La domus patrizia si sviluppava attorno ad un atrium centrale, costituito di solito da un ambiente , di solito porticato, che presentava un’ampia apertura nel soffitto, l’impluvium, in corrispondenza della quale esisteva, nel pavimento, una vasca che serviva per la raccolta dell’acqua piovana , compluvium.



Spesso in questo locale si trovava anche un piccolo altare contenente le statuette dei Lari, numi protettori della casa.

L'atrio era di forma rettangolare e su di esso si aprivano vari ambienti, il più importante era il tablinum, posto davanti all'ingresso. Qui si ricevevano gli ospiti, vi era lo studio e la bibliotheca del signore, un padiglione, diaeta, in cui si ascoltava la musica, una terrazza esposta a sud-ovest, solarium, per i bagni di sole e una grande sala , oecus, per i banchetti delle occasioni solenni.

Originariamente il tablinum era il nucleo della domus, che andò poi sviluppandosi in altri ambienti. Intorno al tablinum erano disposte stanze da letto dette 'cubicola', piccole e senza finestra, disposte a fianco delle alae, due locali di servizio.

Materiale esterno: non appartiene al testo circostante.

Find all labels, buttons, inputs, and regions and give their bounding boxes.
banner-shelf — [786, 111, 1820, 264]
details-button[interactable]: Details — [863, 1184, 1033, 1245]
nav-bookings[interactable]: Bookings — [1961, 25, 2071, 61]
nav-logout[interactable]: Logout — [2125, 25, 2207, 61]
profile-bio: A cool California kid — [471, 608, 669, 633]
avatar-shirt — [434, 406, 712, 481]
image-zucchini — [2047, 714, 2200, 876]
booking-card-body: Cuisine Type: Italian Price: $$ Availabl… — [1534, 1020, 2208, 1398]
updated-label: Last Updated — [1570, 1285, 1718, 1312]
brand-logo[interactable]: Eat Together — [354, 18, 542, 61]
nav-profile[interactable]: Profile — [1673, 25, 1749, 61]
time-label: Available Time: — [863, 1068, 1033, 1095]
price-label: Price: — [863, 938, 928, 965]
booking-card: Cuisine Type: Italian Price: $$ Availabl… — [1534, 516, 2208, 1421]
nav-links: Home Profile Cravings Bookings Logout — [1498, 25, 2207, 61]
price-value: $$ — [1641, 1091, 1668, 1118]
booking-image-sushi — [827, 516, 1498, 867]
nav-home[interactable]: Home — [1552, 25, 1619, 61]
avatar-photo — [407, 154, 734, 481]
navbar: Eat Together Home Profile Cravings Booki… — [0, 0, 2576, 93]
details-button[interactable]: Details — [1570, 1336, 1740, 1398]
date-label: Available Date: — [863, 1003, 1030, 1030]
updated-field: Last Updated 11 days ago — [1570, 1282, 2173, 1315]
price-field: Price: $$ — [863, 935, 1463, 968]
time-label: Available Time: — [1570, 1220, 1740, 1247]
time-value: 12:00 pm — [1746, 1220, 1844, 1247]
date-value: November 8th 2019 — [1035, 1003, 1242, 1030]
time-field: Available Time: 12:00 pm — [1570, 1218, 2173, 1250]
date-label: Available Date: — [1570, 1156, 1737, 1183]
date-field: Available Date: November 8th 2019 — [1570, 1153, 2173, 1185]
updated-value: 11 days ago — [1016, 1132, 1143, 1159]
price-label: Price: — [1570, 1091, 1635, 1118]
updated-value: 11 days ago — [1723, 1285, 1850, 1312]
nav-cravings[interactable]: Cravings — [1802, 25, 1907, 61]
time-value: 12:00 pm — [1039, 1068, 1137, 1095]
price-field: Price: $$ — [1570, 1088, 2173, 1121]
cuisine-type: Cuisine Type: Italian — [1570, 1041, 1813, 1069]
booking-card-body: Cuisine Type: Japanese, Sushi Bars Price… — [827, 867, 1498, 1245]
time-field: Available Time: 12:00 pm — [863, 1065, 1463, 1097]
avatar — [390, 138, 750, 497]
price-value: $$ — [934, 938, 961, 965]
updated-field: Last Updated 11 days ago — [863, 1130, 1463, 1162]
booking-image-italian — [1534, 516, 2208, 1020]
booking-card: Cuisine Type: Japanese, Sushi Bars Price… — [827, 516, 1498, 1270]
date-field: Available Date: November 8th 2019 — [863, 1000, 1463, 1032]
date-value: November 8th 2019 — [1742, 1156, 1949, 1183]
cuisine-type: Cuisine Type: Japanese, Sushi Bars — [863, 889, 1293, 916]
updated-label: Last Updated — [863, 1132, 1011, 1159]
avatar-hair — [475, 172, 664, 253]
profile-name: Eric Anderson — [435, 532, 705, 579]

In età più recente, a questa prima parte, veniva aggiunto un secondo corpo, il peristylium, che era un grande giardino con alberi, fiori, fontane circondato da un portico dal quale si accedeva ad altre stanze. Qui, oltre alla sala da pranzo, triclinium, si trovavano stanze di servizio , come la cucina, le dispense, le abitazioni dei servi e i bagni.

Infatti, nel corso del tempo, il tenore di vita dei Romani si fece più elevato e le esigenze abitative e igieniche divennero maggiori , la domus richiese quindi spazi più ampi e locali idonei a nuove funzioni.

Nasce il balneum, costituito nelle villae come nelle grandi thermae pubbliche, con l’apodyterion, spogliatorio con relativo guardaroba, vestiarium.

Le therme pubbliche erano costituite da tre ambienti termali, che con gradualità, portavano il bagnante dalla temperatura esterna del frigidarium, alla temperatura moderata del tiepidarium, fino a giungere al calidarium, ambiente con le vasche dell’acqua calda. Questo accorgimento consentiva al bagnante di adattarsi con gradualità alle temperature e non subire conseguenze dannose alla salute.



Questi ambienti si potrebbero interpretare anche come locali in cui il proprietario della Domus ospitava le persone importanti. Questo complesso doveva essere la parte più suggestiva e scenografica dell’intera abitazione.

Sul lato dell’edificio opposto all’ingresso si trovava l’exedra, una sala spaziosa aperta sul peristylium.

Molte abitazioni presentavano decorazioni pittoriche; le più antiche pitture murali erano caratterizzate dallo stile a incrostazione, cioè dipinti che riproducevano il marmo o materiali pregiati usati per ricoprire le pareti.

Più avanti nel tempo furono usati altri stili pittorici, più urativi.

Non va dimenticato che nelle domus romane non erano presenti mobili, ma solamente piccoli armadi a muro e bauli usati per riporvi i vestiti; le decorazioni parietali miravano pertanto ad arricchire lo spoglio l'ambiente.

Non si conosce con certezza l'origine delle caratteristiche architettoniche della domus romana: forse trassero origine dalle primitive capanne villanoviane o più in generale dalle abitazioni italiche; trova più consensi però la teoria che le vede derivare dalle abitazioni etrusche.

I pavimenti erano spesso rivestiti da mosaici in opus tessellatum o in opus vermiculatum. Le decorazioni pavimentali più utilizzate erano quelle in stile geometrico bianco e nero, spesso arricchite da emblemata centrali; questi piccoli quadretti, inseriti in una cornice in stile geometrico, impreziosivano il cosiddetto 'tappeto musivo' ed erano pertanto inseriti nelle stanze più rappresentative.